提示工程指南:文本总结
当今世界有如此多的文本信息,阅读需要花费大量的时间,但是如果可以对文本的内容进行压缩,去掉冗余的内容保留你感兴趣的重点信息,这样就能节省不少时间,同时还提高了我们的阅读效率。大语言模型可以帮助我们自动的实现文本内容的提取。
一:环境设置
加载开源的chatGLM模型,使用ChatGLM-6b的INT8版本。
import os
import torch
import warnings
from transformers import AutoTokenizer, AutoModel
tokenizer = AutoTokenizer.from_pretrained("./chatglm-6b", trust_remote_code=True)
model = AutoModel.from_pretrained("./chatglm-6b", trust_remote_code=True).half().quantize(8).to('cuda')
Loading checkpoint shards: 0%| | 0/8 [00:00<?, ?it/s]
def get_completion(prompt, history, temperature=0.95):response, history = model.chat(tokenizer=tokenizer, query=prompt, history=history,temperature=temperature)return response, history
任务1:文本内容总结
任务是对产品评论内容进行总结,评论内容:“我得到了这个熊猫毛绒玩具作为女儿生日礼物,她非常喜欢并且带它到处走等等”。

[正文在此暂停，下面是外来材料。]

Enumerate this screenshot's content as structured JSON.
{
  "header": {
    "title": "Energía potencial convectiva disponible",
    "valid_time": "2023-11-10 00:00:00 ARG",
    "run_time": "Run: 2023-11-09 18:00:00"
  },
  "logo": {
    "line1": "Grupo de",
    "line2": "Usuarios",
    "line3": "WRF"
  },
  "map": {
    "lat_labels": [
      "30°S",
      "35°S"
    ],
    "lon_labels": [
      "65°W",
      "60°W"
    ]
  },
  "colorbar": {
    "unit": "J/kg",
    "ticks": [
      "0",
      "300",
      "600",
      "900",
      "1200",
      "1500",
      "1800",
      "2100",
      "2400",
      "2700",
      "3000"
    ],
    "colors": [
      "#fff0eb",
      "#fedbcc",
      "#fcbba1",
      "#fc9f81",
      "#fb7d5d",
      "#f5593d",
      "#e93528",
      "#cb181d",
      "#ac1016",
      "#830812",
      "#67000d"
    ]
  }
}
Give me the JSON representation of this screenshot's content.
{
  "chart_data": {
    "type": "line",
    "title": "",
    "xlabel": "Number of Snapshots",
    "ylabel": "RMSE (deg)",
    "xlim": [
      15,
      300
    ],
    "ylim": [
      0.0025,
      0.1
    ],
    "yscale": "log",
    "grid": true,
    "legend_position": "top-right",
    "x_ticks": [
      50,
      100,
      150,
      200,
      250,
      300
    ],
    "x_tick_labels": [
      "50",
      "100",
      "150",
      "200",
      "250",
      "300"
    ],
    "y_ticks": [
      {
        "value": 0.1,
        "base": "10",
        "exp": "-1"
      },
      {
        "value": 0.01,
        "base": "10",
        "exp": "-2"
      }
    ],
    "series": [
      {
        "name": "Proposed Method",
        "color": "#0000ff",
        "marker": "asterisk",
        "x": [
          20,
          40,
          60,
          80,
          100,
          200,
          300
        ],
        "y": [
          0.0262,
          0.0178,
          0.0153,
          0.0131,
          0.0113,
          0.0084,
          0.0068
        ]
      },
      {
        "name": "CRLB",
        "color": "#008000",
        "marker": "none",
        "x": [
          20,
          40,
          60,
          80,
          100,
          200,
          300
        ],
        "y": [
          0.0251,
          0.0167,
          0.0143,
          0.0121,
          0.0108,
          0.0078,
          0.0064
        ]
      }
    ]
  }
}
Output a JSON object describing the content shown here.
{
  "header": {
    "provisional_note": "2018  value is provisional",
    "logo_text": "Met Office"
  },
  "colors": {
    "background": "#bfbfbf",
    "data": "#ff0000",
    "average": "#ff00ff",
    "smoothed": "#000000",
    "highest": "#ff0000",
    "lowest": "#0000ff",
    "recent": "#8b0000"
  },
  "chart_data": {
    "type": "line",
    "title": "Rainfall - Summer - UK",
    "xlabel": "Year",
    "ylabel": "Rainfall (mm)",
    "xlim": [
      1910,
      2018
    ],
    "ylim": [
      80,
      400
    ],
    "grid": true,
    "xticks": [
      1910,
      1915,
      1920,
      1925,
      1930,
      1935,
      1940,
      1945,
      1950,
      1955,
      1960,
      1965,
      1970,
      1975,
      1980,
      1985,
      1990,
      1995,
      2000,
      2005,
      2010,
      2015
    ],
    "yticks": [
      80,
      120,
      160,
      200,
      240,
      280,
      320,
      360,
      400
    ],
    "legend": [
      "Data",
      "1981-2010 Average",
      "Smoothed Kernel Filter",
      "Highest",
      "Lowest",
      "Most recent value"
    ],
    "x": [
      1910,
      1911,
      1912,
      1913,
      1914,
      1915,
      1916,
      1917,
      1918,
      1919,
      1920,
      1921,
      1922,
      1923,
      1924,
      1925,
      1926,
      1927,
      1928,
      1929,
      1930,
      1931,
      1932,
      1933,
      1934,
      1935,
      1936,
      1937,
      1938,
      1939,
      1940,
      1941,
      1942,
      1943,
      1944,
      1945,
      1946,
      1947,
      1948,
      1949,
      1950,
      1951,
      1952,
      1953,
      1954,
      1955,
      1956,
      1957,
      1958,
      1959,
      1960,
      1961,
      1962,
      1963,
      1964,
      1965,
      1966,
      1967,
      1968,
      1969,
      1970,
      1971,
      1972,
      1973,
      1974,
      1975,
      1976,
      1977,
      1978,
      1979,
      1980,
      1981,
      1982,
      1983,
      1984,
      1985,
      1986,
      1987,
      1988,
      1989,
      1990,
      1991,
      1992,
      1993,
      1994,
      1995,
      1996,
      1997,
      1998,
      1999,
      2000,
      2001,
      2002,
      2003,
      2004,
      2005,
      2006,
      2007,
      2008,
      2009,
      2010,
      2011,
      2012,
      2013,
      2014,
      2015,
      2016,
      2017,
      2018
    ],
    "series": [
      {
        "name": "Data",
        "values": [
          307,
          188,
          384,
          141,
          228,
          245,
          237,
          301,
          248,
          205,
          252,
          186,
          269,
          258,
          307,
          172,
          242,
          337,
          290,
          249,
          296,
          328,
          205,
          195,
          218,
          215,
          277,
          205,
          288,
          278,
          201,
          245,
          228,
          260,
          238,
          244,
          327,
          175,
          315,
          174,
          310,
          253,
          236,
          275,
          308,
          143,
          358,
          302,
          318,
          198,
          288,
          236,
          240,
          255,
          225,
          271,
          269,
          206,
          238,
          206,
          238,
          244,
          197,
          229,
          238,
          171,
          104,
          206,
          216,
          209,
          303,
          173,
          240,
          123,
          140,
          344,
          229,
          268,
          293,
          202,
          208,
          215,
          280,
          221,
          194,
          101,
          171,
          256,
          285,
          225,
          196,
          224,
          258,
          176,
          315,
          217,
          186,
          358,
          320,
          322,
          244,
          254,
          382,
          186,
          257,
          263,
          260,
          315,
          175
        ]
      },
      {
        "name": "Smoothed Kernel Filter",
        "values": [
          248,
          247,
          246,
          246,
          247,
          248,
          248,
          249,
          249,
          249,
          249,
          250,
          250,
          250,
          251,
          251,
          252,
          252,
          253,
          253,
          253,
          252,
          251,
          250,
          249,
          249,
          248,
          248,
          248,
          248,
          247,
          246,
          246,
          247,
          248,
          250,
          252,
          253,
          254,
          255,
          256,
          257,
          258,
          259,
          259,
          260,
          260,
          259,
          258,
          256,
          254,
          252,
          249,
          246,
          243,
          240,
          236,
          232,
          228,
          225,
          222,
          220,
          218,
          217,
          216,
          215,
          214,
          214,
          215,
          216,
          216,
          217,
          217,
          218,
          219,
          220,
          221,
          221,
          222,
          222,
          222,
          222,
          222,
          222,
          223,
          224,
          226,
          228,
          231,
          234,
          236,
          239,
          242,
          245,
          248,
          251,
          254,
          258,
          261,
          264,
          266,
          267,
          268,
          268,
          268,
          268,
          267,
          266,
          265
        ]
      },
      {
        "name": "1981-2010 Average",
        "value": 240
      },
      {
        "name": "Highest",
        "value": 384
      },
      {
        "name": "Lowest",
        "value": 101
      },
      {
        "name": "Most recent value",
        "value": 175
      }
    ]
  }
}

假设你运营着一个电子商务网站并且有大量的评论,那么一个可以总结冗长评论的工具可以让你很快地浏览更多的评论,以更好地了解所有客户的想法。
prod_review_zh = """
这个熊猫公仔是我给女儿的生日礼物,她很喜欢,去哪都带着。\
公仔很软,超级可爱,面部表情也很和善。但是相比于价钱来说,\
它有点小,我感觉在别的地方用同样的价钱能买到更大的。\
快递比预期提前了一天到货,所以在送给女儿之前,我自己玩了会。
"""
prompt = f"""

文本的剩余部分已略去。